Il 24 febbraio di un anno fa l’invasione dell’Ucraina da parte della Federazione Russa segnava l’avvio di una nuova fase non solo del conflitto già in corso della regione dal 2014, ma più in generale dello scontro interimperialistico nella crisi globale dei rapporti tra le potenze.
Per decenni ci hanno raccontato che ci sarebbero state solo missioni umanitarie, guerre chirurgiche e bombe intelligenti. In realtà la guerra è sempre stata uno dei principali strumenti per regolare i rapporti tra stati, anche nella più recente fase di globalizzazione del capitalismo che avrebbe dovuto, secondo la favola, portare la pace. L’invasione dell’Ucraina è stata una svolta perché da un anno si combatte una guerra in campo aperto, con mezzi corazzati e fanteria, assedi alle città e bombardamenti. Nel tritacarne dell’Ucraina lungo un fronte di 2500 km i morti ogni giorno sono centinaia, con picchi che superano il migliaio.
Non si tratta più di una guerra asimmetrica, di controguerriglia. Perché anche se la potenza militare dei due paesi non è bilanciata, sicuramente si confrontano due eserciti moderni, tecnologicamente avanzati, con potenziale accesso – almeno nelle rispettive alleanze – ad ogni tipo di arma, anche nucleare. Certo le potenze pur di svuotare gli arsenali schierano anche vecchi rottami sui campi di battaglia. Ma con questo anno di conflitto è di fatto stata provata e normalizzata la possibilità di una guerra di larga scala tra eserciti nel XXI secolo.
Dalla Germania al Giappone, dalla Svezia all’Italia il riarmo viene finanziato con montagne di miliardi. I media ufficiali parlano di carenza di munizioni, dicono che gli arsenali NATO rischiano di rimanere vuoti a causa dell’intensità dello scontro in Ucraina. Che sia vero o no poco importa. È comunque propaganda che serve ad implementare l’economia di guerra.
Chi pagherà tutto questo? Saranno le classi sfruttate e oppresse di tutto il mondo a dover pagare i debiti contratti dai governi per il riarmo, a diventare manodopera disciplinata al servizio della guerra, ad essere mandate al macello a combattere.
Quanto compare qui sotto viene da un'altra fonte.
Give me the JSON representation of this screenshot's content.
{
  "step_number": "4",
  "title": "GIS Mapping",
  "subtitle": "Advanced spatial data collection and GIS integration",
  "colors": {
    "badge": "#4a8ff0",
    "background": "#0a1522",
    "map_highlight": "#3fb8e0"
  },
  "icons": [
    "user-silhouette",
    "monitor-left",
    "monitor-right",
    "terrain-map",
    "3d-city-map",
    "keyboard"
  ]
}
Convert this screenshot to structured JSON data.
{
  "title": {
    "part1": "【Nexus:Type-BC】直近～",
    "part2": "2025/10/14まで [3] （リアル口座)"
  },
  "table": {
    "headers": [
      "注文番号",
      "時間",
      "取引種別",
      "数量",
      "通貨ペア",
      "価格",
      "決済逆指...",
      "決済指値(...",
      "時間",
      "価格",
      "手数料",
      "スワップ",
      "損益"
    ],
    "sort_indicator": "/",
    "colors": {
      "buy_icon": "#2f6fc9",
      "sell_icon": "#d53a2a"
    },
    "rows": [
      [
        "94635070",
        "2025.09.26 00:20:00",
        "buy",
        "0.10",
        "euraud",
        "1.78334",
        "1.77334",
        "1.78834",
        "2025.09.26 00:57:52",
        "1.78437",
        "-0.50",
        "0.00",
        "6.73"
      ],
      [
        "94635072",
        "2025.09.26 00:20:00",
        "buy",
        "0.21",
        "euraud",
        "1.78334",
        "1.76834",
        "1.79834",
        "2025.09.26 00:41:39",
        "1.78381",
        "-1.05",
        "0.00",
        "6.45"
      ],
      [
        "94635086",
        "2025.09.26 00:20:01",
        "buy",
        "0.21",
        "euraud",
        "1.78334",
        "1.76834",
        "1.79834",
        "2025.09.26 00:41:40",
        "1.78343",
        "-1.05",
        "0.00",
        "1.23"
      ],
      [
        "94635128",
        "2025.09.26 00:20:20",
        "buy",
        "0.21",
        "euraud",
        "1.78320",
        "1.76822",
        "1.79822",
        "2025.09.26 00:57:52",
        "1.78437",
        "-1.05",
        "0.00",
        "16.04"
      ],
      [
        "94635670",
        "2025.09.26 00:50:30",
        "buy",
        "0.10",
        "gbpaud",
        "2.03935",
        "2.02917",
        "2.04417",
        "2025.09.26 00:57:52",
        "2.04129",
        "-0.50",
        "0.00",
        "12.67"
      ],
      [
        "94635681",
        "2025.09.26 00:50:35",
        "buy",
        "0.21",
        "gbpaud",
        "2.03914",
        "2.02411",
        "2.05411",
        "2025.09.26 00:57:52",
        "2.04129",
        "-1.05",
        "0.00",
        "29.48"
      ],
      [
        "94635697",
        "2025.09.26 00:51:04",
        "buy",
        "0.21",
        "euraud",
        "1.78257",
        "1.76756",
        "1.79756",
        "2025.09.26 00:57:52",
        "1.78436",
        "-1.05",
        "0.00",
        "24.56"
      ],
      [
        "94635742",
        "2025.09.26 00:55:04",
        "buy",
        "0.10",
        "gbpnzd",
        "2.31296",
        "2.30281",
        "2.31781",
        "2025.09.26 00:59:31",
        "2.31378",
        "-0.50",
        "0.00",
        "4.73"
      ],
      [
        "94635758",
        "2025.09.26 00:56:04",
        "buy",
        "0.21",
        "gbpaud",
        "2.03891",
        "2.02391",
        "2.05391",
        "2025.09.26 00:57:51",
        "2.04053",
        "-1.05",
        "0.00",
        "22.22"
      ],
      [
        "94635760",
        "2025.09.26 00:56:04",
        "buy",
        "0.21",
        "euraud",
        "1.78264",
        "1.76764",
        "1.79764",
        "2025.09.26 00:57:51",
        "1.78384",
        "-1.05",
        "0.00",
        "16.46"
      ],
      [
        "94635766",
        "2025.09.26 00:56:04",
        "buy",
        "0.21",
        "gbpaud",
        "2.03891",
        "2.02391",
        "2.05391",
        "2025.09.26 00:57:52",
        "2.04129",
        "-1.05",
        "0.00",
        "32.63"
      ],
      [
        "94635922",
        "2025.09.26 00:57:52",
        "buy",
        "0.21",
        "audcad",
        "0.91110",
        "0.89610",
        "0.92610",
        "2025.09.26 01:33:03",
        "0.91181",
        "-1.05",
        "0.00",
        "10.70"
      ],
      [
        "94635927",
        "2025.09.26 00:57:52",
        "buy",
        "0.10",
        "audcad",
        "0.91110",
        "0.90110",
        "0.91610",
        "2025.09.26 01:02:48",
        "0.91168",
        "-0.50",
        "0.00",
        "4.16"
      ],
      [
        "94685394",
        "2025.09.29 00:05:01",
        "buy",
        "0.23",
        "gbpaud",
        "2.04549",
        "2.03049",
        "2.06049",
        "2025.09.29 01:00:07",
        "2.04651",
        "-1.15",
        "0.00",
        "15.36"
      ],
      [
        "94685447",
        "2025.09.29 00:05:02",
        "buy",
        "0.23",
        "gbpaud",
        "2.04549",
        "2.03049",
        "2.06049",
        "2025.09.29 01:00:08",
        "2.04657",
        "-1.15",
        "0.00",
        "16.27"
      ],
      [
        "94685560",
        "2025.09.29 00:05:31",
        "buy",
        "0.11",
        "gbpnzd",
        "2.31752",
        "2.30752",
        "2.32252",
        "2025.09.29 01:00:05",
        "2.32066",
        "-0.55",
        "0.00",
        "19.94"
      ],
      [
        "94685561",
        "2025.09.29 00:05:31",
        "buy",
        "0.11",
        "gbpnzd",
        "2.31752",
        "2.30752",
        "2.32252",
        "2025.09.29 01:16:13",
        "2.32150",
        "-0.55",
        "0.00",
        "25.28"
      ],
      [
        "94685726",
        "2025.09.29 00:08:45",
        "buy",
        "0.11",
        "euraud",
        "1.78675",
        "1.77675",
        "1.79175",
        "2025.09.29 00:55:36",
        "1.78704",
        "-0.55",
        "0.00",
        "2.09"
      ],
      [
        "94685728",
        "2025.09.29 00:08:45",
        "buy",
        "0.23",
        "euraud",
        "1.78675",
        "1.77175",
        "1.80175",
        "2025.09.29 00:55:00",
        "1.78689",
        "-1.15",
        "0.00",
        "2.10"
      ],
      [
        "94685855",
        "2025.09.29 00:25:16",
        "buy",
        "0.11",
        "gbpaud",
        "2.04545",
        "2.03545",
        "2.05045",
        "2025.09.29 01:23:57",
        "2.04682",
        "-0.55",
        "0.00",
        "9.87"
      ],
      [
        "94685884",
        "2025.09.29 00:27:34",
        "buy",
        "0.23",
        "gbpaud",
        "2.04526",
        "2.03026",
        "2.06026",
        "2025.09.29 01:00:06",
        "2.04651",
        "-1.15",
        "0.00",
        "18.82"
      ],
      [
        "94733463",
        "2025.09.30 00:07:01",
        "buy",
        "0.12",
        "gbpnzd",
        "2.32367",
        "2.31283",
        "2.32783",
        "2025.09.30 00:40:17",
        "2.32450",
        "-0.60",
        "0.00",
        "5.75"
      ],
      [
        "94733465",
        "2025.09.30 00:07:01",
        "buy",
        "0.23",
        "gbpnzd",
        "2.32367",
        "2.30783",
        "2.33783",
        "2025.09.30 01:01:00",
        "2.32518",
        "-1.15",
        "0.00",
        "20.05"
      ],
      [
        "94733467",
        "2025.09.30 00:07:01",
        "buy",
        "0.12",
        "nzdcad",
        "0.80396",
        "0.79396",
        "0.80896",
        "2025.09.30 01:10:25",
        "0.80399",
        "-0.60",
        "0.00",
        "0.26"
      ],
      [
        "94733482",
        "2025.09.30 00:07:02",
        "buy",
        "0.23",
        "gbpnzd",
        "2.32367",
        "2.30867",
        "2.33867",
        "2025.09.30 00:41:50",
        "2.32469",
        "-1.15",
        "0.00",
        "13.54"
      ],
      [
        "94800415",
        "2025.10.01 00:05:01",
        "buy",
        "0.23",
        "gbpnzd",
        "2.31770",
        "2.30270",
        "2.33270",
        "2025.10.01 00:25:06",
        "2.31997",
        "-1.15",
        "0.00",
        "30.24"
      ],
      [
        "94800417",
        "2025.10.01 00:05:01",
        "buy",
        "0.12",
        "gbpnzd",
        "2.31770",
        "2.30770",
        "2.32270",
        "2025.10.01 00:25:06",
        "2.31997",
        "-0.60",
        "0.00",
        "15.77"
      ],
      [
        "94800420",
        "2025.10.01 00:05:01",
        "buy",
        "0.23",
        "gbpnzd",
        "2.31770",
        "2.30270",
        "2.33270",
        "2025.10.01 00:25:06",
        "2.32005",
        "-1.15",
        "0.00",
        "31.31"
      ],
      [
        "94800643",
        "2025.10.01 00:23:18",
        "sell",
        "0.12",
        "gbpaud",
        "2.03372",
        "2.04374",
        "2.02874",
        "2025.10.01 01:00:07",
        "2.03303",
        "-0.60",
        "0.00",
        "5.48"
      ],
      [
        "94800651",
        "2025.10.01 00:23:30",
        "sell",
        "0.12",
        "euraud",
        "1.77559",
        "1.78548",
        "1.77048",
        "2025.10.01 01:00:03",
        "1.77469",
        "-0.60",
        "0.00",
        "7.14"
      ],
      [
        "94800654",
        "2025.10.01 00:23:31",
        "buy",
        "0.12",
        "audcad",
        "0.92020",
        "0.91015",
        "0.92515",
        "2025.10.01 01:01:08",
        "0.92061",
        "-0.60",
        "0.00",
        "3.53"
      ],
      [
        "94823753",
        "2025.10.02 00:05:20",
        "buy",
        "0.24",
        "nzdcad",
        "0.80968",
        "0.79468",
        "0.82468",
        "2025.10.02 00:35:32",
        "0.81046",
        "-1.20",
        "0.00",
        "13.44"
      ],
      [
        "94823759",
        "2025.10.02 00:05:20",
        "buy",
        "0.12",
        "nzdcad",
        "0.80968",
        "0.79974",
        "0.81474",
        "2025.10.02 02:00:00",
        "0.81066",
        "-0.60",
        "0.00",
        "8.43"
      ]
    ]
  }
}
C’è chi dice che non è facile parlare della guerra in Ucraina, che è difficile prendere posizione, che è una questione divisiva. Ma sappiamo che sono i governi che con la guerra puntano a dividere le popolazioni, puntano a dividere le classi sfruttate, i proletari, in nome di una chiesa, di una lingua, di una nazione. La guerra è divisiva solo per chi crede alle menzogne dei governi. Prendere posizione è in realtà molto semplice, le classi sfruttate hanno solo da perdere dalla guerra, la solidarietà internazionalista, l’antimilitarismo e il disfattismo sono gli strumenti di cui disponiamo per fermare la guerra e aprire prospettive rivoluzionarie nella crisi delle potenze imperialiste.
Queste sono alcune delle idee con cui il movimento anarchico sarà nelle piazze il 24 e il 25 febbraio in molte città tra cui Torino, Pisa, Livorno e Niscemi.
Porteremo in piazza anche la solidarietà con tutti i disertori, gli obiettori di coscienza e i disfattisti in Ucraina come in Russia e Bielorussia. Con chi si trova incarcerato in quei paesi perché lotta contro la guerra.
Il primo obiettivo è quello di imporre al governo italiano di desistere dalla propria politica guerrafondaia. Attualmente sull’invio di armi all’Ucraina è addirittura posto il segreto di stato, mentre dei 12000 soldati impegnati nel 2022 in missioni internazionali, oltre un quarto era schierato in Europa Orientale a ridosso del confine ucraino. Il 24 e il 25 febbraio scendiamo in piazza. Fermiamo la guerra, iniziamo da qui.